Richard Land, president of the Southern Baptist Ethics & Religious Liberty Commission, applauded the regulation and said the reaction of Planned Parenthood and others reveals “their major concern has never been pregnant mothers but the right to abort unborn children.”

Their complaints that the new regulation “will somehow undermine the Roe v. Wade decision by establishing the legal status of personhood for unborn babies speaks louder than any words of concern for the plight of expectant mothers in diminished economic circumstances,” Land said.

Douglas Johnson of the National Right to Life Committee expressed some doubt about the new rule’s future in some states. The next question is, NRLC’s legislative director said, “Will pro-abortion politicians in some states cave in to pressure from pro-abortion groups who insist there is no such thing as an unborn child and so deny this aid to mothers and their babies?”

The regulation, which permits but does not require states to provide such coverage, is designed to speed up the SCHIP process for pregnant women and their children.
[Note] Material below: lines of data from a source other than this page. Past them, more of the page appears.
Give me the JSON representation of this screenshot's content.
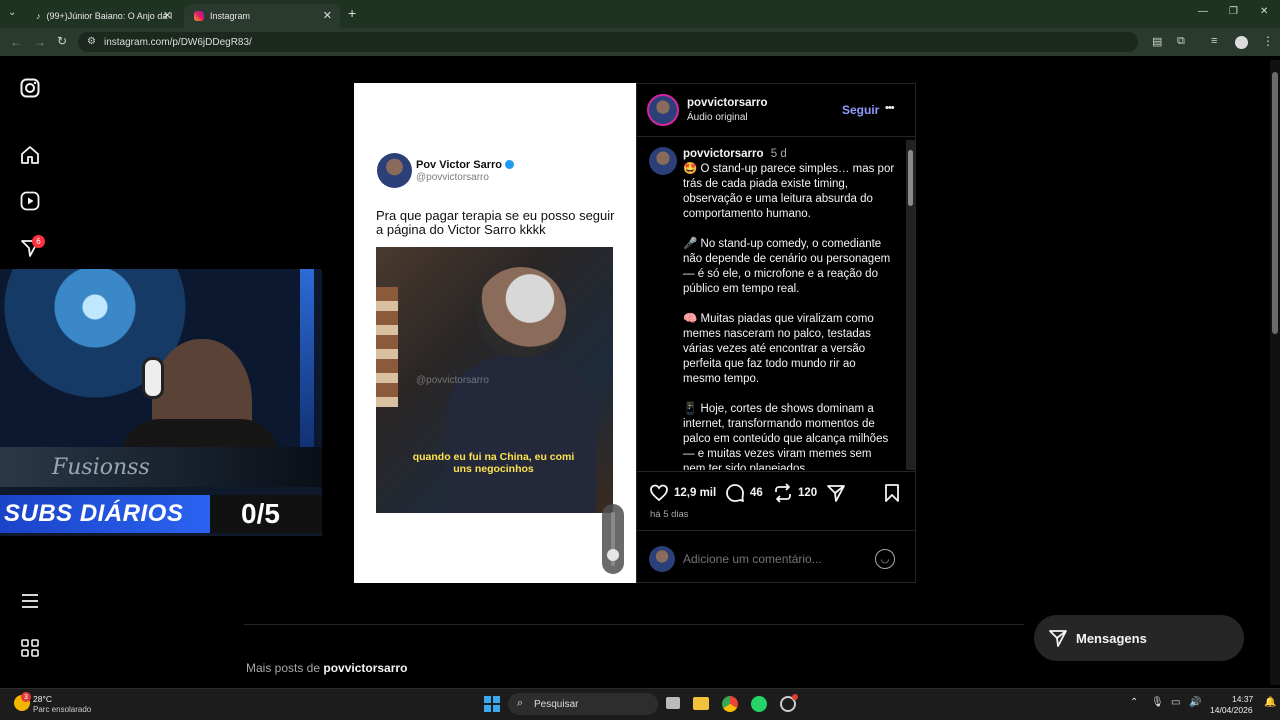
{
  "browser": {
    "tabs": [
      {
        "label": "(99+)Júnior Baiano: O Anjo da I",
        "icon": "tiktok-icon"
      },
      {
        "label": "Instagram",
        "icon": "instagram-icon"
      }
    ],
    "new_tab": "+",
    "url": "instagram.com/p/DW6jDDegR83/",
    "window_controls": [
      "—",
      "❐",
      "✕"
    ]
  },
  "nav": {
    "items": [
      "instagram-logo",
      "home",
      "reels",
      "messages",
      "menu",
      "more-apps"
    ],
    "notification_count": "6"
  },
  "webcam": {
    "tag": "Fusionss",
    "banner_label": "SUBS DIÁRIOS",
    "banner_count": "0/5"
  },
  "media": {
    "tweet_name": "Pov Victor Sarro",
    "tweet_handle": "@povvictorsarro",
    "tweet_text": "Pra que pagar terapia se eu posso seguir a página do Victor Sarro kkkk",
    "video_watermark": "@povvictorsarro",
    "video_subtitle": "quando eu fui na China, eu comi uns negocinhos",
    "volume_level": 0.5
  },
  "post": {
    "username": "povvictorsarro",
    "audio": "Áudio original",
    "follow": "Seguir",
    "more": "•••",
    "caption_user": "povvictorsarro",
    "caption_time": "5 d",
    "caption_paragraphs": [
      "🤩 O stand-up parece simples… mas por trás de cada piada existe timing, observação e uma leitura absurda do comportamento humano.",
      "🎤 No stand-up comedy, o comediante não depende de cenário ou personagem — é só ele, o microfone e a reação do público em tempo real.",
      "🧠 Muitas piadas que viralizam como memes nasceram no palco, testadas várias vezes até encontrar a versão perfeita que faz todo mundo rir ao mesmo tempo.",
      "📱 Hoje, cortes de shows dominam a internet, transformando momentos de palco em conteúdo que alcança milhões — e muitas vezes viram memes sem nem ter sido planejados."
    ],
    "likes": "12,9 mil",
    "comments": "46",
    "reposts": "120",
    "posted": "há 5 dias",
    "comment_placeholder": "Adicione um comentário..."
  },
  "more_posts": {
    "prefix": "Mais posts de ",
    "user": "povvictorsarro"
  },
  "messages_button": "Mensagens",
  "taskbar": {
    "temp": "28°C",
    "weather": "Parc ensolarado",
    "weather_badge": "3",
    "search": "Pesquisar",
    "time": "14:37",
    "date": "14/04/2026"
  },
  "colors": {
    "accent_blue": "#8e9cff",
    "badge_red": "#ff3040",
    "browser_green": "#2b3a2e"
  }
}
In the past, states have been required to request a waiver in order to use SCHIP funds to cover unborn children, according to HHS. The rule also enables benefits to be extended regardless of a mother’s immigration status.

SCHIP was authorized to receive $40 billion for 10 years when it was enacted in 1997. Under the program, about 70 percent of spending by the states is provided by the federal government. Although all 50 states operate such programs, substantial portions of the available funds are still unused, according to HHS.